When I went with my parents for the one-month visit I saw so many relatives; some I do not remember ever meeting. Slowly, I started to notice that my parents where changing and losing the Americanized attitude they had gained over the years, even becoming more strict, and even more so, they were remembering the “good old days”.

Also, I had never seen my grandmother so independent in all the times she visited us in America. I had seen my mother's Aunt and her husband a hundred times in America, but I had never seen them in their own home. It is truly different to see someone at their home and to see how they have decorated their lives.

When I started to think of all this I cried and one year later I still cry every time I think about it…. what if we had never left Iran. What if the day before my dad's visa expired he had not decided to take us to Paris? What if I had gone to school in Iran? What if all my relatives that have spread across the world and those that have gathered here in the US had stayed close together in Tehran, and every weekend or so we could see each other for another mehmoni?

What if I could still walk over to my cousins' house and knock on their door ready for another dip in their pool (just as I, barely, remember we did)? What if … And I cry thinking about it, and I cry thinking about this life I have lived away from where I should be, and I cry about why I only feel at home in Iran. And I cry out of frustration that is my sadness.

So, now I am on this, seemingly never ending search to find Iran in me. Since my search began, I have improved my Farsi 75%. I started taking Farsi reading and writing lessons and trying to learn the “big words” and proper grammar. I speak Farsi with no American accent. I have also taken Iran history classes, visiting the exhibitions at museums, and buying every book that has anything to do with Iran.

I have even found it in me to follow my grandmother's advice and become more religious. And it is so eye opening to finally understand the Iranian culture and the language. To finally understand where I come from and who I am is so rewarding. I have been trying so hard to be Iranian that my English has deteriorated. Sometimes when I speak English I even have an Iranian accent.

I have become so pro-Iran and obsessed that most people who have just met me assume I just recently came from Iran. For some reason that is a great feeling to finally feel like I am viewed as the one who is knowledgeable about Iran and to not be stereotyped as the ignorant Iranian-American that goes clubbing five days a week.

I wonder every day, not if, but when will I reach my reality, and I dare not call it a dream. When will I finally convince my parents that this is not a foolish fantasy and not a way to disrespect their decision of 15 years ago. When will I finally be at home and no longer the foreign visitor. When will I get home… I have been wondering around for 15 years trying to find my way back.

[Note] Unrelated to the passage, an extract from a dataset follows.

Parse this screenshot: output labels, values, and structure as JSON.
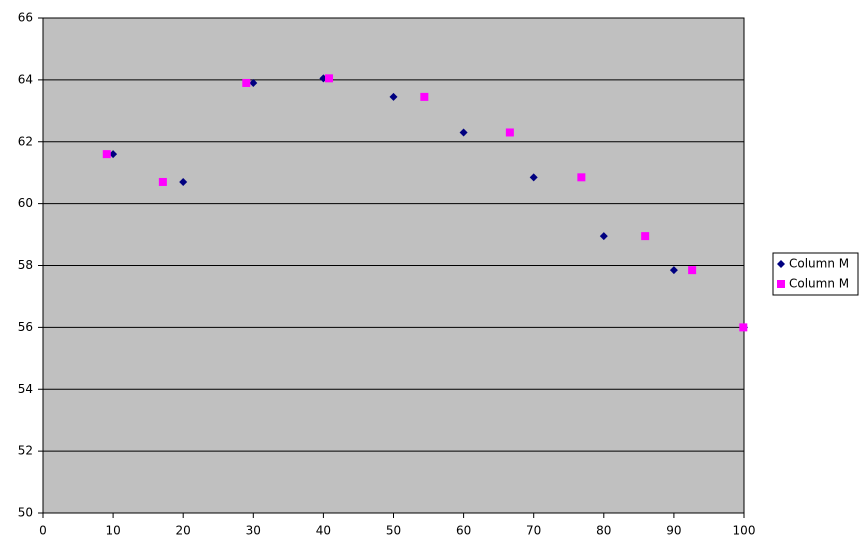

But, with my fairly recently renewed belief in my religion, I believe God is Great and with His blessings those of us, young and willing to work for Iran, and who feel so strongly about our homeland, will be able to go back and create a positive atmosphere for everyone else to come back as well.

I guess for now I will finish my anaar, this fruit that has been the most common thing in my life and tastes like the sweetness of Iran. I never did learn the English name for it.